Robert Hamill

Bingo Day – Original Version

I remember most of my time at St. Ambrose grade school with pleasure, but Bingo Day in the 8th grade is an exception.  I never talk about it, yet it pops into my head at the most inopportune times.

School Sisters of Notre Dame nuns taught St. Ambrose back then.  They wore thick black cloth from head to foot, except for a splash of white in the recess of their cowls, outlining their faces like lowered halos.

The boy’s uniform included black or dark brown slacks and white shirts with the school blue tie.  Hair was to be cut short, never combed back like greasers. Girls wore starched, sky blue frocks with white collars and navy blue knee-highs.  Sr. Boniface emphatically insisted they comb their hair; no teased hair for her girls.

If a boy arrived with a wrinkled shirt or a girl with faded knee-highs, they were sent home to be properly attired.

Two weeks ago it was announced that, after the standardized tests, the whole school would have a Bingo Day in the big auditorium.  As eighth graders, we were at the top,  first in all regards.  We walked through the doubled door into the large empty auditorium.   Nothing was setup up yet.  The boys were to setup the long tables and chairs.  You’ve probably know the type of tables.  Eight feet long, laminated dark brown playing surface, steel gray ribbons around the top edge to protect it, and steel foldout legs.

Tony and I teamed up.  I slid my book bag to the wall with the tall windows.  Other boys started on parallel rows behind us.

Sister called the girls up to the stage end of the auditorium, where she would distribute the bingo cards to them, setup the bingo drum, and the candy store.

Tony was catty-corner from me on the last table in our line when it happened.  We righted up the table after extending the legs.  The metal piping snagged my right front pocket.  As the table came upright, it tore a six-inch rip across to my zipper.

The white of my underwear was exposed to the world.  I grabbed the ripped material and hid as much white as I could.  I grabbed a chair and sat.

Fortunately, Tony was looking up at the stage, unaware of my plight.  “I’m going to see what else I can do.” He hurried up to the stage, next to Carol, who every boy had a crush on.

I sat, facing the tall windows.  No one else was around me.  Cautiously I moved my hand from the rip.  My skin showed as well as my underwear!   I couldn’t let anyone see.  I’d never get up again.

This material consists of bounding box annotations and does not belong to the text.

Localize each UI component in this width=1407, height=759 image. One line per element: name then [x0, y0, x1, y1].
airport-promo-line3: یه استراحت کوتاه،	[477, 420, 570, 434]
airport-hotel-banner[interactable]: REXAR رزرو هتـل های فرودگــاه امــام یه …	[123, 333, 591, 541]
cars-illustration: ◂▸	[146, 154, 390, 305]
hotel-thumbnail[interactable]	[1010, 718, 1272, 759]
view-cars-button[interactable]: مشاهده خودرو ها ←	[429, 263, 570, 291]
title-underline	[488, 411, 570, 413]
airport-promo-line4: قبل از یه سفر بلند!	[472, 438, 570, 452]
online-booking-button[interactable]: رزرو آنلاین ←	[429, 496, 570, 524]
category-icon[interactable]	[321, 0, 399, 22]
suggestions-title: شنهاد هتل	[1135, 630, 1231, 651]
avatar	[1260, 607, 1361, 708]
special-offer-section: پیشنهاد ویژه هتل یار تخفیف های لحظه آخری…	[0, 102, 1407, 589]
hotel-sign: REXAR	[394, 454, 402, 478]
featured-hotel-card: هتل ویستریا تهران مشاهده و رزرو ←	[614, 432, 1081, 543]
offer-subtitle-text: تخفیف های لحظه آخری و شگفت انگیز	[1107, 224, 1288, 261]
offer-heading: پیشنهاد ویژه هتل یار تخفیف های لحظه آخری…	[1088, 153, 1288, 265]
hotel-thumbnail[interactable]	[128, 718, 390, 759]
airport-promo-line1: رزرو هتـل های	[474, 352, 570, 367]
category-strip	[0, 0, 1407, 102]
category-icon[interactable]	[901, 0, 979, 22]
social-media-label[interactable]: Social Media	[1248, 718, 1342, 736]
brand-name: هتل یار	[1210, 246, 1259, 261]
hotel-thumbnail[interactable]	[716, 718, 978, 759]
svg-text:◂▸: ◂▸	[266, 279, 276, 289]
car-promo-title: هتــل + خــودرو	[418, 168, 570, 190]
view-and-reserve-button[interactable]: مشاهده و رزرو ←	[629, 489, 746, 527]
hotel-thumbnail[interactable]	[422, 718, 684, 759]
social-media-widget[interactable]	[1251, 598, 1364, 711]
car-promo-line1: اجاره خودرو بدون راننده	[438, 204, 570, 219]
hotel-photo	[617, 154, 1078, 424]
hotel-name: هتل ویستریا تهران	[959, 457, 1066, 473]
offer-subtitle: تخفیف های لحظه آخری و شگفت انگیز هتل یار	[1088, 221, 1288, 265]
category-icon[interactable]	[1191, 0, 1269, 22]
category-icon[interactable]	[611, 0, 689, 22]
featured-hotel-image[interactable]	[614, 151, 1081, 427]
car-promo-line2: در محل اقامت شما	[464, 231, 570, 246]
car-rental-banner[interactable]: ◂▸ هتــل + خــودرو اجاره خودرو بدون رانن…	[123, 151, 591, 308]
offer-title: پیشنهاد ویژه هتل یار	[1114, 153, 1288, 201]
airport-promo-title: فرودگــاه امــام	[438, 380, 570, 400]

I felt heat rush to my neck and cheeks.  The only thing in my mind was that I was trapped in a disaster with no escape.

Tony called from the stage, “Hey Bobby, we need some help with the chairs for the little kids.”

I turned to see him and shook my head.  “In a bit, let me catch my breath.”

He looked hard at me.  “Your face is red.”  Then he continued, “Don’t worry, buddy.  I’ll do it.”

The joy of Bingo Day was lost to me.  I couldn’t get up to buy a Big Daddy sucker, although for 5 cents it was the best deal going.

Then the obvious struck me.  I’d have to get up when bingo is over.  My mind started whirling again with excuses I could make.

Carol sat across from me with Tony next to her.  The rest of my classmates were all around us.

Finally, the game began.  Sister spun the glass drum that held the white, labeled balls and picked the first one.  “B13.”   Each number came at such a slow deliberate pace, we had time to talk and look at each other’s cards.

In the third game, when Sister called “O75”, Carol turned to me.  “That’s your winner, isn’t it?”

I shook my head no and pointed to my card.  She looked puzzled when she saw I was missing one in the row.  I’d removed G60, before I placed down O75.  No way was I walking up to the stage to get my choice of a Sr. Beatrice sashay, a fancy candy, or a paperback atlas.

At last, the 2:30 bell rung.  Sister Boniface was busy with the running of some of my classmates.  She didn’t pay attention to me when she left.  I stuck in my seat until everyone headed back to their classrooms.

Then I grabbed my book bag and snuck out the Safety’s back door to the alley behind St. Ambrose.

I was ahead of everybody else who waited in class for their teacher’s dismissal.  I ran down the long alley, holding my book bag in front on my pants, to make sure no one caught up to me.  I had until tomorrow morning to dream up an excuse why I didn’t come back to the classroom.

That night, drying dishes, I told Mom about the snag and the tear.

“Did you cut your leg?” she asked, and then added, “Were you roughhousing with Tony?”

“No, no.  It just happened,” I answered.

“An accident then.” she said.  When she asked about Sister’s reaction, I said Sister didn’t notice.

Mom gave me a faint smile with a furrow in her brow while vaguely nodding her head.

It took time and my own children, before I understood the meaning of her enigmatic smile. Embarrassment is in the head, not in the act.